Friday, July 31, 2020

Colombia cuts rate 5th month in a row to boost activity

    Colombia's central bank cut its benchmark interest rate for the fifth time this year, saying the balance of risks suggest it is appropriate to provide an additional boost the economy and the impact of monetary policy will be greater if the conditions associated with the COVID-19 pandemic allow for a gradual reopening of different economic sectors.
     The Central Bank of Colombia cut its main interest rate by another 25 basis points to 2.25 percent and has now cut it by 200 points this year following earlier cuts in March, April, May and June. 
      The central bank's board noted that inflation in June had decelerated to 2.19 percent from 2.85 percent in May and inflation expectations are continuing to decline, with the rate below the central bank's target of 3.0 percent.
      Aggregate demand in the economy is weaker than expected, the bank said, adding spare capacity is high and the labor market is deteriorating within the context of global economic uncertainty.
     But financial market conditions have improved since the start of the pandemic, with the abundant liquidity in global and local markets reflected in lower sovereign risk premia and foreign exchange volatility.
     Colombia's economy shrank 2.4 percent in the first quarter of this year from the previous quarter and the government has forecast 5.5 percent contraction this year.

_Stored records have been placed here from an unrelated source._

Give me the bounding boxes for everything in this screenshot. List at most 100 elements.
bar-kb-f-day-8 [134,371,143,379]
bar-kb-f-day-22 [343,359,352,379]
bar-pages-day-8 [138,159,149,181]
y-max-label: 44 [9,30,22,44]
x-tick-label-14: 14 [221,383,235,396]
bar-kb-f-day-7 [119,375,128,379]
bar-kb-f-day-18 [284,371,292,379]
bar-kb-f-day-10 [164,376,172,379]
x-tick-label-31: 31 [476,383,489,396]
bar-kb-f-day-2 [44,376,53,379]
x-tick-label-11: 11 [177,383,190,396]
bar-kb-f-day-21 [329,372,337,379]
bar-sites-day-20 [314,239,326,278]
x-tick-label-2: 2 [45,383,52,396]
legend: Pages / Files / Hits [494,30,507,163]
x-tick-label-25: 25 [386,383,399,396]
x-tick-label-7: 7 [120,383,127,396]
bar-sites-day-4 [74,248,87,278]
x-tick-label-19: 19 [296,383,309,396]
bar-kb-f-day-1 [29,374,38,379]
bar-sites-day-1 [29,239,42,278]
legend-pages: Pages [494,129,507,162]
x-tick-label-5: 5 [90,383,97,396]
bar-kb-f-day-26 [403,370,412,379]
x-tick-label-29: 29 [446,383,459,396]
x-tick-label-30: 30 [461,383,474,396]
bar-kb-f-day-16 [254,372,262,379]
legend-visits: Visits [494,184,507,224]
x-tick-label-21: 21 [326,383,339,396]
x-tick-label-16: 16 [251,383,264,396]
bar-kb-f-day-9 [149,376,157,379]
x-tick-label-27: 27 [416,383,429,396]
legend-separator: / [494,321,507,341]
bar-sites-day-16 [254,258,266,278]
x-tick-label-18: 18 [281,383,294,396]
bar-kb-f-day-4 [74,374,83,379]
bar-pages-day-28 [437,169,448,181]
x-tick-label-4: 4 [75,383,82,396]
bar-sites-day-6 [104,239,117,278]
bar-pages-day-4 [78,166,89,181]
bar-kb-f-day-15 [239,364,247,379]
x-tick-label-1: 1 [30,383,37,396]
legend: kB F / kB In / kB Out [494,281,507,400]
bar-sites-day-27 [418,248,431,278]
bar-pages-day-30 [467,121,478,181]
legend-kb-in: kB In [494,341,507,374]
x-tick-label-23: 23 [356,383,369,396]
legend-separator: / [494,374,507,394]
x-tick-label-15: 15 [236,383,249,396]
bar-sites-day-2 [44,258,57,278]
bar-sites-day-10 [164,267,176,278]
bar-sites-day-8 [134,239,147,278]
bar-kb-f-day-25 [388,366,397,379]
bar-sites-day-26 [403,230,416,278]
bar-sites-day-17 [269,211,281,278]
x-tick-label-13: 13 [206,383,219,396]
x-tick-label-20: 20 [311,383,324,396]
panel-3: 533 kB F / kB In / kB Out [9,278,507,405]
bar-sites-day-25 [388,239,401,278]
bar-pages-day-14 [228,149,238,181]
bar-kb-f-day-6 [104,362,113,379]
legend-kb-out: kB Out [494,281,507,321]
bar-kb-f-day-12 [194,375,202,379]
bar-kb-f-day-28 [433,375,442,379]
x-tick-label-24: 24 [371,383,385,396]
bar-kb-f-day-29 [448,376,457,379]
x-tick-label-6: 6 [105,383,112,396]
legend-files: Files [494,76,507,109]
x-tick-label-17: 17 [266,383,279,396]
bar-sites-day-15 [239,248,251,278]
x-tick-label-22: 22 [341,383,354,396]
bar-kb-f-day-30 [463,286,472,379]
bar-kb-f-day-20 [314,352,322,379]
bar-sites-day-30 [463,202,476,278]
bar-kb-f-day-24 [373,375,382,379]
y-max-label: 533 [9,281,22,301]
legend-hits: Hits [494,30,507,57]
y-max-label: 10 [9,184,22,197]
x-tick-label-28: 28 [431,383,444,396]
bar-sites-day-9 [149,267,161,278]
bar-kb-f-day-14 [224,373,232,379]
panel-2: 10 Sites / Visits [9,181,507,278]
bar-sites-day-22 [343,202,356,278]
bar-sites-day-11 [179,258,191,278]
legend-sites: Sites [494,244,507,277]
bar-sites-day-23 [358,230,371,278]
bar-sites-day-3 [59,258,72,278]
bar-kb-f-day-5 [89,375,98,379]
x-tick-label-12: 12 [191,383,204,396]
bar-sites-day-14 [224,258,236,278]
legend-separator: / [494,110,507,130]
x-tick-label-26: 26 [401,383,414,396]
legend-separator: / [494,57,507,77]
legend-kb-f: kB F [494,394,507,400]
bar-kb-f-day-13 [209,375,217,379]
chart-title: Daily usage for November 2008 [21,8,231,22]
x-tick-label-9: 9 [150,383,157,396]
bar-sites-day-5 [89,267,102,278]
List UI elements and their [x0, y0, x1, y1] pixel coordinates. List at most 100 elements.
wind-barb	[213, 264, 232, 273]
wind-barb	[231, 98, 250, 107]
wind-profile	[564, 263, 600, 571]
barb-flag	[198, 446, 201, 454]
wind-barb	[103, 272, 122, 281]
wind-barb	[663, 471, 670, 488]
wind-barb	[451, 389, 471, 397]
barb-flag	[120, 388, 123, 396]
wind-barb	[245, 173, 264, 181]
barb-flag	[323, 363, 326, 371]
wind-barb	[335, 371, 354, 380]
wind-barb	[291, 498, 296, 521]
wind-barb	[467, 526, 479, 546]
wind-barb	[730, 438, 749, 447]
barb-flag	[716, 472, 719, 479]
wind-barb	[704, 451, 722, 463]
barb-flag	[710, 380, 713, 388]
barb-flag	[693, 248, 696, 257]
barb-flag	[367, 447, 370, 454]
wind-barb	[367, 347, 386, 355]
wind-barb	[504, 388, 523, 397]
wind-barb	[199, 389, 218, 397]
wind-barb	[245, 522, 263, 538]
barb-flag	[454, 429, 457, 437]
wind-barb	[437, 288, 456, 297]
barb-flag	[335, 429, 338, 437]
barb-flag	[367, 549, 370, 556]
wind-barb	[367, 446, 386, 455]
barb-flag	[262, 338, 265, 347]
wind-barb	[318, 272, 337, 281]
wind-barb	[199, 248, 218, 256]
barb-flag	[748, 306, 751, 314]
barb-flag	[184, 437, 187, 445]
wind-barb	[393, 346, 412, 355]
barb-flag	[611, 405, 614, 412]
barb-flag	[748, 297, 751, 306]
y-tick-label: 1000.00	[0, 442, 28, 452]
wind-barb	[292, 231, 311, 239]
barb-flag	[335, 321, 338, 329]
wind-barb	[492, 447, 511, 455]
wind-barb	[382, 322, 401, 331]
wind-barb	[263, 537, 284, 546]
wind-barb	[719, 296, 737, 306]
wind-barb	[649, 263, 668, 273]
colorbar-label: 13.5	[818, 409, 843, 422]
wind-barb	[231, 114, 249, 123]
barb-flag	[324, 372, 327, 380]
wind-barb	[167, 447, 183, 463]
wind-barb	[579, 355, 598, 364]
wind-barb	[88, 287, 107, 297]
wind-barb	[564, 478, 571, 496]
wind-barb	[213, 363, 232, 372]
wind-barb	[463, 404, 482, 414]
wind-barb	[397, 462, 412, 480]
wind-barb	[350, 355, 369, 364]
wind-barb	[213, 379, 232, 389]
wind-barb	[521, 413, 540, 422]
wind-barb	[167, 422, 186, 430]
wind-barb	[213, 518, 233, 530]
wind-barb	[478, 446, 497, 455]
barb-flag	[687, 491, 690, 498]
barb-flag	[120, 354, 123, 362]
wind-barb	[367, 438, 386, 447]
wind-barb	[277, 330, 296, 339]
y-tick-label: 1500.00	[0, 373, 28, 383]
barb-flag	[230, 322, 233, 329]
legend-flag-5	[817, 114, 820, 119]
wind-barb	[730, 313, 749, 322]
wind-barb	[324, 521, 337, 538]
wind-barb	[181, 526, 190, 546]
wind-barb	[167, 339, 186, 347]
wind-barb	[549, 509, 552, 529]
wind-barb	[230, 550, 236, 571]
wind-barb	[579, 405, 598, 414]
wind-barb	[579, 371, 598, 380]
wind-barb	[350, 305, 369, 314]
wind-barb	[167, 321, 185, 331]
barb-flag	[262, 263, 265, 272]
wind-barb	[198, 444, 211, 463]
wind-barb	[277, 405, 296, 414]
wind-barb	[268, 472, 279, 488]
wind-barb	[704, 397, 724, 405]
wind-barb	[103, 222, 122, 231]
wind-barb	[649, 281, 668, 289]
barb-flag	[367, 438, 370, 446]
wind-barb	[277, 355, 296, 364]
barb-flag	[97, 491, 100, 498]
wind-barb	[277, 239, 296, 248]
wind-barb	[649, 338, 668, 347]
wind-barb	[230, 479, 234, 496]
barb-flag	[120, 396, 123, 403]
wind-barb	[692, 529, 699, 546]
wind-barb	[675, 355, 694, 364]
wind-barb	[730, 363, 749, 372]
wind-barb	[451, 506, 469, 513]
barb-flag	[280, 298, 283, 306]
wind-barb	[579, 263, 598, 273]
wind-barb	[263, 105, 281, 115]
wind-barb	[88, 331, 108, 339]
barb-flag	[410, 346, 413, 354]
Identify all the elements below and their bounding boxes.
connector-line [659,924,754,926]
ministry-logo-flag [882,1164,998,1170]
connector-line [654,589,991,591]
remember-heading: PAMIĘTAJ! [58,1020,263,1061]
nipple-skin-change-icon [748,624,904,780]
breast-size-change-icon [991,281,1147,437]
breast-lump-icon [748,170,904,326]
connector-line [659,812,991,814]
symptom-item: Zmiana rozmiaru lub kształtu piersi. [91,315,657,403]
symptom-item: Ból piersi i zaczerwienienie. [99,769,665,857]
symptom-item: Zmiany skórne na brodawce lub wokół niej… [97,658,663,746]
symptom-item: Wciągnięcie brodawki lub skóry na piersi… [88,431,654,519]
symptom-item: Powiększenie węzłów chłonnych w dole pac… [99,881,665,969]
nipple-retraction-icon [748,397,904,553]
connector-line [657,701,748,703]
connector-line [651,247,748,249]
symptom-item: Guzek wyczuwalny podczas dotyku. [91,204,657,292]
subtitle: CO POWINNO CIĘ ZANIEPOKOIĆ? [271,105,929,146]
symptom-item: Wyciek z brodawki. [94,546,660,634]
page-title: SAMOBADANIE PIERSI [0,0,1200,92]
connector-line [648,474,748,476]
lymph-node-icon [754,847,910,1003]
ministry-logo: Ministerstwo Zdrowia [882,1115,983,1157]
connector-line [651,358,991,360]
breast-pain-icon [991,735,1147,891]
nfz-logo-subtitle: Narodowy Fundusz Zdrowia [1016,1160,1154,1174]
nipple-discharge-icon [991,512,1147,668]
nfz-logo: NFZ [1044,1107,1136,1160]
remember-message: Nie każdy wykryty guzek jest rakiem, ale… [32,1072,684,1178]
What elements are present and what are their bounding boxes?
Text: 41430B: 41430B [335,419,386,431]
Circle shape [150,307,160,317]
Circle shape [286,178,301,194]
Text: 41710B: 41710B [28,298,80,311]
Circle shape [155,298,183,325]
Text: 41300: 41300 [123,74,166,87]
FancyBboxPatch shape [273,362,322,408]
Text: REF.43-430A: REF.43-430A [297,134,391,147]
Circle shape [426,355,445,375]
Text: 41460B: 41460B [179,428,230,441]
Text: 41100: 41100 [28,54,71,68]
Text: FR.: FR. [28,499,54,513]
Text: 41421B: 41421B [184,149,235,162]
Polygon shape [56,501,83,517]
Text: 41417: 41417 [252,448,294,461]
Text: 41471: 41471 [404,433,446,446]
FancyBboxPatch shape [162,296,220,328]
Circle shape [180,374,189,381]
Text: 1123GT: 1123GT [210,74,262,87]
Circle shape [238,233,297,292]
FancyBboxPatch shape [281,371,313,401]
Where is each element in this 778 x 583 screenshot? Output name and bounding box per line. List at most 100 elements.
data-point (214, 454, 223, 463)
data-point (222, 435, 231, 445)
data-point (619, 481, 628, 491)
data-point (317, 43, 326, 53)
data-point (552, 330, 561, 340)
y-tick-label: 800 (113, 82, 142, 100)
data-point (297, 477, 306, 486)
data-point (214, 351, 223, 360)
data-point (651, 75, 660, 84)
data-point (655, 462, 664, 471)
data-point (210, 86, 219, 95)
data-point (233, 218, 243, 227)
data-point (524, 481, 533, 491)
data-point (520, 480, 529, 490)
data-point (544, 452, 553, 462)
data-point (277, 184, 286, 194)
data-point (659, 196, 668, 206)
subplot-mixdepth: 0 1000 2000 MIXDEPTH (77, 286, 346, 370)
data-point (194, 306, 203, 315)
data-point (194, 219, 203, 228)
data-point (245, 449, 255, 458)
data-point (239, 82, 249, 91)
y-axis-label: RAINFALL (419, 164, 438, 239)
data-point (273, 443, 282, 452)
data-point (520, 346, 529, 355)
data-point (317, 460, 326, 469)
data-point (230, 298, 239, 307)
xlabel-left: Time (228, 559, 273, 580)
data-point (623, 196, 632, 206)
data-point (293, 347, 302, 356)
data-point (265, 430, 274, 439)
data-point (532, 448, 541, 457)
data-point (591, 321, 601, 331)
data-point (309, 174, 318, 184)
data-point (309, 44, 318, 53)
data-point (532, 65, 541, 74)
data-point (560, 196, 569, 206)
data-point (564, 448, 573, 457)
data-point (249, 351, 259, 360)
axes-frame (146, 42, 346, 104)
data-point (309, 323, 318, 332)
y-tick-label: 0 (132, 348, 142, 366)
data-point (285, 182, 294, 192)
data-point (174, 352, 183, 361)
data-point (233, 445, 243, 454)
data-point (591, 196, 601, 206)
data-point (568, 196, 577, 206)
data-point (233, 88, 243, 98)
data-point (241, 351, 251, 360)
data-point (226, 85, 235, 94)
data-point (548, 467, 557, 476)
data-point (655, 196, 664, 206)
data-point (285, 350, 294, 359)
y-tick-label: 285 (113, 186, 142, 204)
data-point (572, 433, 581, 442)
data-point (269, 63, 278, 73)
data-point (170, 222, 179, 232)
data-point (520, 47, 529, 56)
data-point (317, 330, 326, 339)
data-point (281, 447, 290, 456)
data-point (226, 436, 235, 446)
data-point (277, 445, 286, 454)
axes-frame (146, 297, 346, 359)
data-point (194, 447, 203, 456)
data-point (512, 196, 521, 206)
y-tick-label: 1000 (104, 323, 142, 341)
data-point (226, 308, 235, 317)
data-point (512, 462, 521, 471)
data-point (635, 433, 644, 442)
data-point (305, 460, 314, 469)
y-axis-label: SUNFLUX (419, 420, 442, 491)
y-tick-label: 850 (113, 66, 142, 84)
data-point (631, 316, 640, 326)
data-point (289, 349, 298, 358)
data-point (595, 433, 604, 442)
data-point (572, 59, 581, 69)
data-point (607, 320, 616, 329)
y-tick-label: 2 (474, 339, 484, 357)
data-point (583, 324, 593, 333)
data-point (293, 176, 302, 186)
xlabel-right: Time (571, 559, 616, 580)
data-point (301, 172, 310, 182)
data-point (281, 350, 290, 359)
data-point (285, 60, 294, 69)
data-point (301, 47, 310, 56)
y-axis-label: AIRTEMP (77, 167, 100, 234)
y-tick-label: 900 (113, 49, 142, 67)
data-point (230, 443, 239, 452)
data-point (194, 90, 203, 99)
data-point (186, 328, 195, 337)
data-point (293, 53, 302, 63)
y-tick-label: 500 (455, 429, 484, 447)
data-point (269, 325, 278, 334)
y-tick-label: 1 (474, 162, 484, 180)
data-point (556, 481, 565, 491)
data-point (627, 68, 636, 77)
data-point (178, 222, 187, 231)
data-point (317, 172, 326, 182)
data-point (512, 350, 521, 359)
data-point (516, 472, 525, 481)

Year-on-year the economy grew 1.1 percent in the first quarter.
     Today the bank said its technical team had lowered its estimate for the economy's contraction this year to between 6 and 10 percent from an earlier forecast of 2 to 7 percent contraction. Consumer price inflation will be between 1 and 2 percent.
     Colombia's peso fell sharply in March against the U.S. dollar, as most other currencies, and then bounced back from April until mid-July. 
      Since then, it has eased and fell further today to trade at 3,732.8 to the dollar today, down 12 percent this year.